Ces dernières années, David Cronenberg avait impressionné la critique et les spectateurs en nous offrant deux œuvres noires sur le milieu du banditisme et plus particulièrement de la mafia : A History of Violence et Les promesses de l'ombre. Simplicité, violence crue, histoires prenantes, personnages convaincants, le réalisateur a su nous procurer de purs moments de cinéma, y ajoutant sa touche personnelle et un classicisme tout ce qu'il y a de plus adapté. Bref, l'attente de ce dernier film a été longue tant je suis tombé sous le charme de l'univers qu'il avait construit ces dernières années.
Problème : si le pari était ambitieux et si le réalisateur a le talent nécessaire, le coup est raté. C'est d'autant plus dommage que tenter de retranscrire la vie de Freud et Jung et leurs relations complexes pour tenter de renouveler le traitement psychiatrique était, sur le papier, passionnant. Car l'erreur principale réside dans le fait que Cronenberg n'apporte aucun éclaircissement historique, aucun parallèle ou presque avec le contexte de l'époque, le refus des théories de Freud par le reste des spécialistes n'apparait et on s'aperçoit que le scénario reste sur une approche paresseuse de la transformation de la relation Docteur/Patiente en relation amoureuse entre Jung et Spielrein, certes assez complexe et plutôt intéressante en soi mais qui ne peut être un sujet unique pour un film d'une telle ampleur.
Ainsi, on peut voir Freud pendant quelques 20 minutes de film et observer comment Jung succombe à la tentation de tromper sa femme avec son ex patiente S&M le reste du temps. Et d'ailleurs il va même jusqu'à tomber dans une sorte de folie en admettant avoir des rêves prémonitoires et se sentant dans l'obligation d'indiquer aux patients le chemin à suivre : il passe donc de docteur à messie, de simple observateur et analyste de la maladie à malade s'imaginant le pouvoir de changer la vie des personnes selon une voie que seul lui connait.
Et il est dommage d'en arriver là, d'accentuer à ce point cette relation et cette détérioration du personnage puisqu'on en vient à douter de l'essence même de la psychanalyse. Là où Freud veut établir un raisonnement scientifique en se basant sur des faits, sans rien en déduire, Jung veut transformer cette science en pseudo religion. D'ailleurs, le film restera sur ce point de vue tout au long du film et même à l'extrême fin lorsque Michael Fassbender annoncera avoir eu un rêve prémonitoire décrivant la première guerre mondiale à venir. Un Michael Fassbender surestimé, comme c'est souvent le cas et encore une fois en train de jouer les malades sexuels alors que Viggo Mortensen n'est que trop peu présent à l'écran.
Finalement, le personnage principal de Jung devient agaçant quand ses acolytes (Mortensen et Knightley) resplendissent : cette dernière que je n'aime pas dans d'autres films, m'a surpris de par son exceptionnelle interprétation, a réussi à me mettre mal à l'aise durant ses crises et triste quant à l'amour impossible qu'elle doit oublier. Mortensen, quant à lui, est tout juste incroyable comme à son habitude et je ne peux que saluer ses qualités d'acteurs indéniables.

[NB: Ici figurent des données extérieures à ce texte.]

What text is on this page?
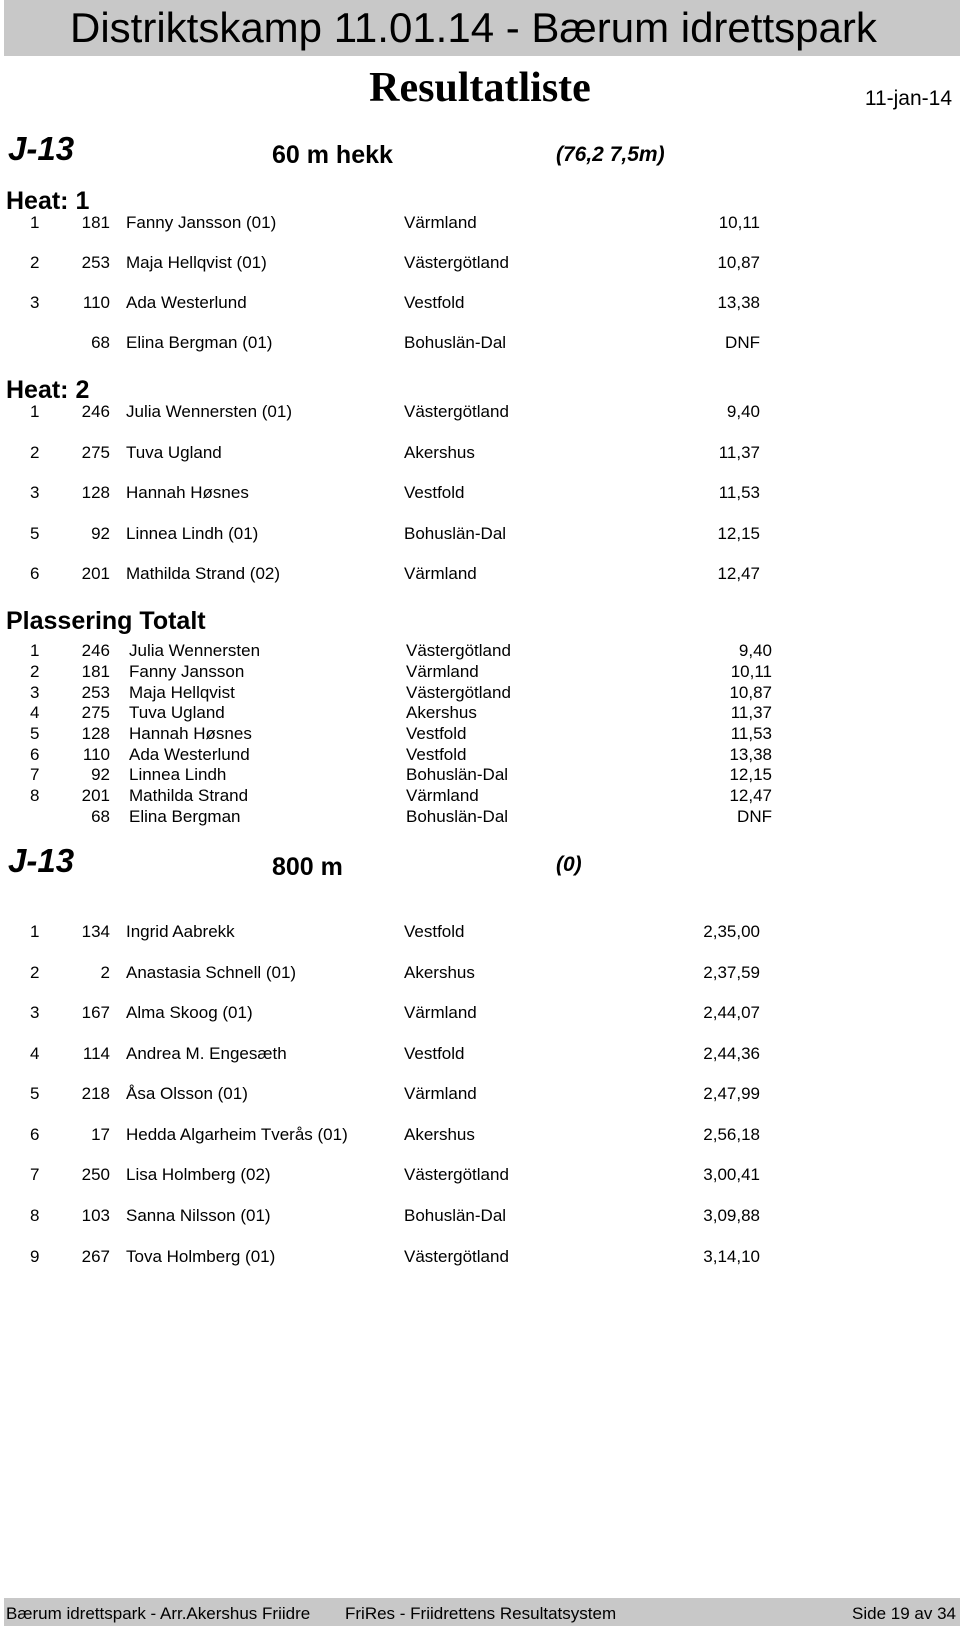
Distriktskamp 11.01.14 - Bærum idrettspark
Resultatliste	11-jan-14
J-13	60 m hekk	(76,2 7,5m)
Heat: 1
1 181 Fanny Jansson (01)	Värmland	10,11
2 253 Maja Hellqvist (01)	Västergötland	10,87
3	110 Ada Westerlund	Vestfold	13,38
68 Elina Bergman (01)	Bohuslän-Dal	DNF
Heat: 2
1 246 Julia Wennersten (01)	Västergötland	9,40
2 275 Tuva Ugland	Akershus	11,37
3 128 Hannah Høsnes	Vestfold	11,53
5	92 Linnea Lindh (01)	Bohuslän-Dal	12,15
6 201 Mathilda Strand (02)	Värmland	12,47
Plassering Totalt
1 246 Julia Wennersten	Västergötland	9,40
2 181 Fanny Jansson	Värmland	10,11
3 253 Maja Hellqvist	Västergötland	10,87
4 275 Tuva Ugland	Akershus	11,37
5 128 Hannah Høsnes	Vestfold	11,53
6	110 Ada Westerlund	Vestfold	13,38
7	92 Linnea Lindh	Bohuslän-Dal	12,15
8 201 Mathilda Strand	Värmland	12,47
68 Elina Bergman	Bohuslän-Dal	DNF
J-13	800 m	(0)
1 134 Ingrid Aabrekk	Vestfold	2,35,00
2	2 Anastasia Schnell (01)	Akershus	2,37,59
3 167 Alma Skoog (01)	Värmland	2,44,07
4	114 Andrea M. Engesæth	Vestfold	2,44,36
5 218 Åsa Olsson (01)	Värmland	2,47,99
6	17 Hedda Algarheim Tverås (01)	Akershus	2,56,18
7 250 Lisa Holmberg (02)	Västergötland	3,00,41
8 103 Sanna Nilsson (01)	Bohuslän-Dal	3,09,88
9 267 Tova Holmberg (01)	Västergötland	3,14,10
Bærum idrettspark - Arr.Akershus Friidre FriRes - Friidrettens Resultatsystem	Side 19 av 34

Dernier regret, et pas des moindre, le film est en anglais d'un bout à l'autre quand l'histoire se déroule en Autriche. Et la performance de Fassbender en devient encore plus irritante à cause d'un accent anglais des plus agaçants sorti de son contexte.
En résumé, on a affaire à un film esthétiquement parlant très beau et très propre (trop peut-être au vu de l'époque où se situe l'action) avec des acteurs parfois fabuleux mais cela ne suffit pas. Trop d'erreurs commises, un sujet mal traité et donc une très grande déception pour un David Cronenberg qui avait su me surprendre dans ses deux précédents films. Car il n'était nullement besoin de présenter deux personnages historiques aussi importants de l'histoire de la médecine pour nous raconter une histoire d'amour assez morne et même parfois malsaine. Peut-être qu'un réalisateur comme Michael Haneke aurait su capturer et exploiter le sujet justement, dans des explosions de violence à travers un contexte historique réel, un peu comme dans son magnifique Le Ruban Blanc.